> 1. What to do with stale user data? What happens if a user doesn't open the app for a year? How do you handle migrations? version = db.query("select value from config where key='version'").fetch_one()
switch (version) {
case 1:
db.migrate_to_version_2()
fallthrough
case 2:
db.migrate_to_version_3()
// ... and so on
}
assert(version == 3)
start_sync()
Just don't delete the old cases. Refuse to run sync if device is not on the latest schema version.One of my Django projects started in 2018 and has over 150 migration files, some involving major schema refactors (including introducing multi-tenancy). I can take a DB dump from 2018, migrate it, and have the app run against master, without any manual fixes. I don't think it's an unsolved problem. > 2. What about data corruption? What happens if the user has a network interruption during a sync? How do you handle partial states? Run the sync in a transaction. > 3. What happens when you have merge conflicts during a sync? CRDT structures are not even close to enough for this. CRDTs are probably the best we have so far, but what you should do depends on the application. You may have to ask the user to pick one of the possible resolutions. "Keep version A, version B, or both?" > 4. What happens when the user has millions of items? How do you handle sync and storage for that? Every system has practical limits. Set a soft limit to warn people about pushing the app too far. Find out who your user with a million items is. Talk to them about their use cases. Figure out if you can improve the product, maybe offer a pro/higher-priced tier. > Mobiles are really bad with memory. iOS and Android have insane level of restrictions on how much memory an app can consume, and for good reason because most consumer mobile phones have 4-6 gbs of RAM. You don't load up your entire DB into memory on the backend either. (Well your database server is probably powerful enough to keep the entire working set in memory, but you don't start your request handler with "select * from users".) You're asking very broad questions, and I know these are very simplistic answers - every product will be slightly different and face unique trade-offs. But I don't think the solutions are outside of reach for an average semi-competent engineer. |
For structured data, with compound entities, linked entities, both, or even both in the same entity, that can be a lot more complicated.

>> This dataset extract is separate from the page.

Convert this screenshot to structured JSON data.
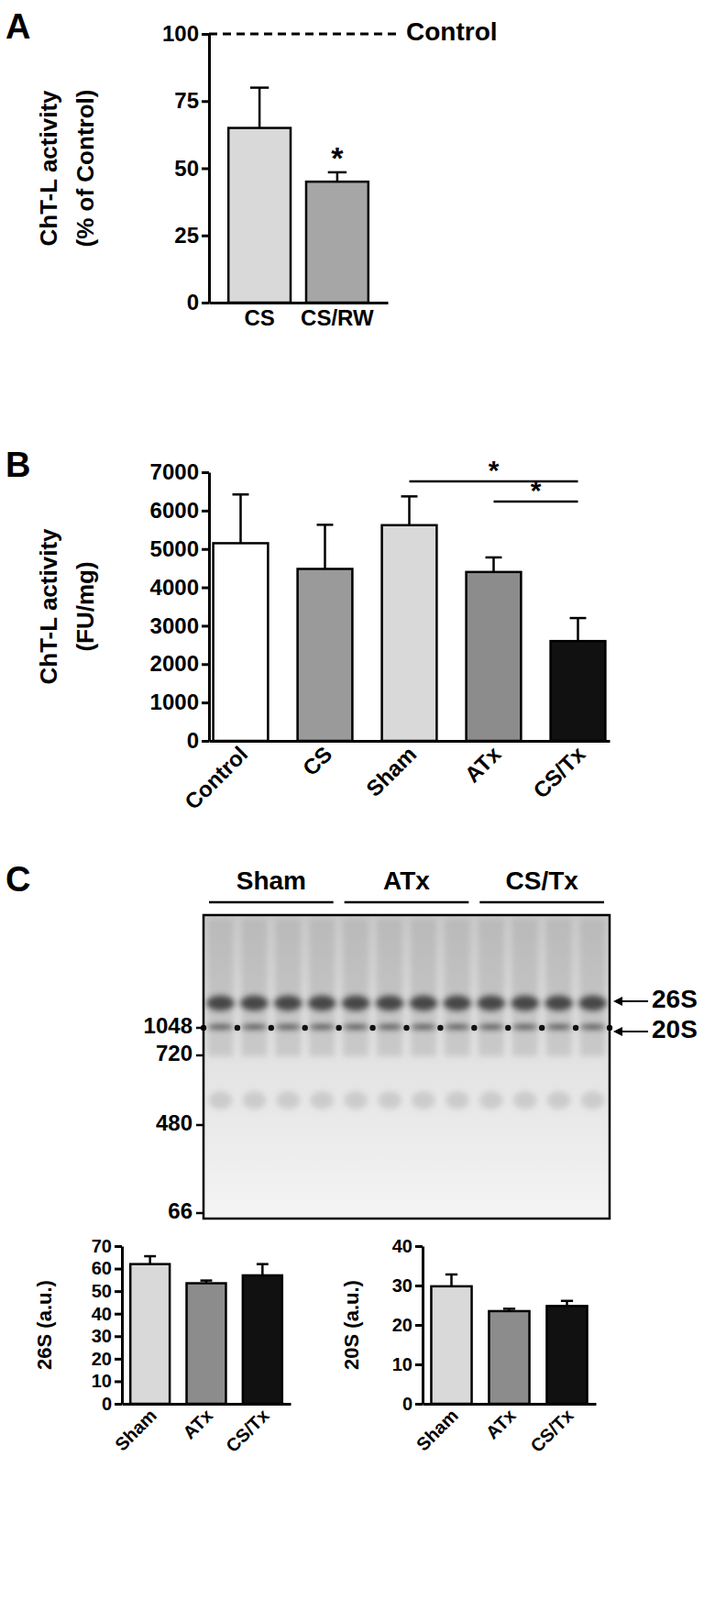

If a user has updated an object and some of its children, is that an atomic change or might they want the child/descendent/parent/ancestor/linked updates to go through even if the others don't? All of them or some? If you can't automatically decide this (which you possibly can't in a way that will satisfy a large enough majority of use cases) how do you present the question to the user (baring in mind this might be a very non-technical user)?
Also what if another user wants to override an update that invalidates part/all of their own? Or try to merge them? Depending on your app this might not matter (the user might always be me on different devices, likely using one at once, that is easier to understand than the user interacting with others potentially making many overlapping updates).